F-15599 (also known as NLX-101) was awarded Orphan Drug Status by the United States Food and Drug Administration (FDA) in October 2013 and Orphan Medicinal Product designation by the European Medicines Agency in March 2014.
In collaboration with researchers at the University of Bristol, Neurolixis was awarded a grant by the International Rett Syndrome Foundation to study F-15599 in animal models of Rett syndrome. In June 2015, Neurolixis was awarded a grant by the Rett Syndrome Research Trust to advance F-15599 to clinical development. Subsequent studies on F-15599 investigated its functional selectivity (also referred to as 'biased agonism') at cortical serotonin 5-HT_{1A} receptors using brain imaging techniques in rat: functional magnetic resonance imaging and positron emission tomography. The functional selectivity of F-15599 was considered to underlie its rapid-acting antidepressant-like activity in the 'chronic mild stress' (CMS) model of depression. F-15599 reversed CMS-induced anhedonia (measured as a deficit in sucrose solution consumption) after a single day of treatment. More recently, Neurolixis has broadened its characterization of F-15599 to other autism spectrum disorders, notably Fragile X syndrome. Researchers at the University of California, Riverside showed that F-15599 protected transgenic Fragile X syndrome mice from audiogenic seizures and death. These observations constituted the basis for a patent (US11974992B2] that was granted to Neurolixis by the United States Patent and Trademark Office. The potential therapeutic utility of F-15599 for treatment of Central nervous system disorders involving serotonin systems was recently supported by a study at the Brain and Mind Research Institute at the University of Ottawa showing that the compound exerts rapid reorganization of serotonin projections in a transgenic mouse model.

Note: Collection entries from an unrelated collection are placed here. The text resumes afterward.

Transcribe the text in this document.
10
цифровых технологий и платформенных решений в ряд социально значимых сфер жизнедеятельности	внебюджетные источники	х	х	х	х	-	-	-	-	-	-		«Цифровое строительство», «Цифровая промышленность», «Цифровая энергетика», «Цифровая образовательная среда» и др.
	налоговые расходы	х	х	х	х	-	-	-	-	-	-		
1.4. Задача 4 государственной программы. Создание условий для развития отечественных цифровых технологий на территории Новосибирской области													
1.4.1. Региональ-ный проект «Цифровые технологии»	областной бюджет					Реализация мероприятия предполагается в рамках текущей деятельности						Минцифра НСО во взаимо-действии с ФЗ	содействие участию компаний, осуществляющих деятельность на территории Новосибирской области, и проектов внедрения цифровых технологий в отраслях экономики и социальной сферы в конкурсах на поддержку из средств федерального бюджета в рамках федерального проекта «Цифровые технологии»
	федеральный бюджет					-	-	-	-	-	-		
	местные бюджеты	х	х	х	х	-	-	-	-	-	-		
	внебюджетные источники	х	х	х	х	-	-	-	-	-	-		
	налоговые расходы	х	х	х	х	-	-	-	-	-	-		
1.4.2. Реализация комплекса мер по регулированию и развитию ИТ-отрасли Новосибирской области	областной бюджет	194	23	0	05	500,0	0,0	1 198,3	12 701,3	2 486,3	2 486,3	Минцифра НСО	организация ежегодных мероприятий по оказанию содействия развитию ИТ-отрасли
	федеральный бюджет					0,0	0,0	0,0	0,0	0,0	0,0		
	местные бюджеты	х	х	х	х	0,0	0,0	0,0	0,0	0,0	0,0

== Preclinical drug discovery ==

In addition to developing befiradol and F-15599, Neurolixis is also developing its own novel chemical entities (NCEs) in collaboration with a team at Jagiellonian University in Krakow, Poland. Scientists from Neurolixis and Jagiellonian University filed a patent application on the NCEs in 2016, and it issued in the USA under patent number US10562853B2. The NCEs are selective serotonin 5-HT_{1A} receptor agonists that show functional selectivity for either extracellular signal-regulated kinases activation or for beta arrestin activation. It has been suggested that such compounds may have utility for treatment of distinct CNS disorders. In particular, NLX-204 shows preferential activation of extracellular signal-regulated kinases and exhibits rapid-acting antidepressant-like activity in rodent models.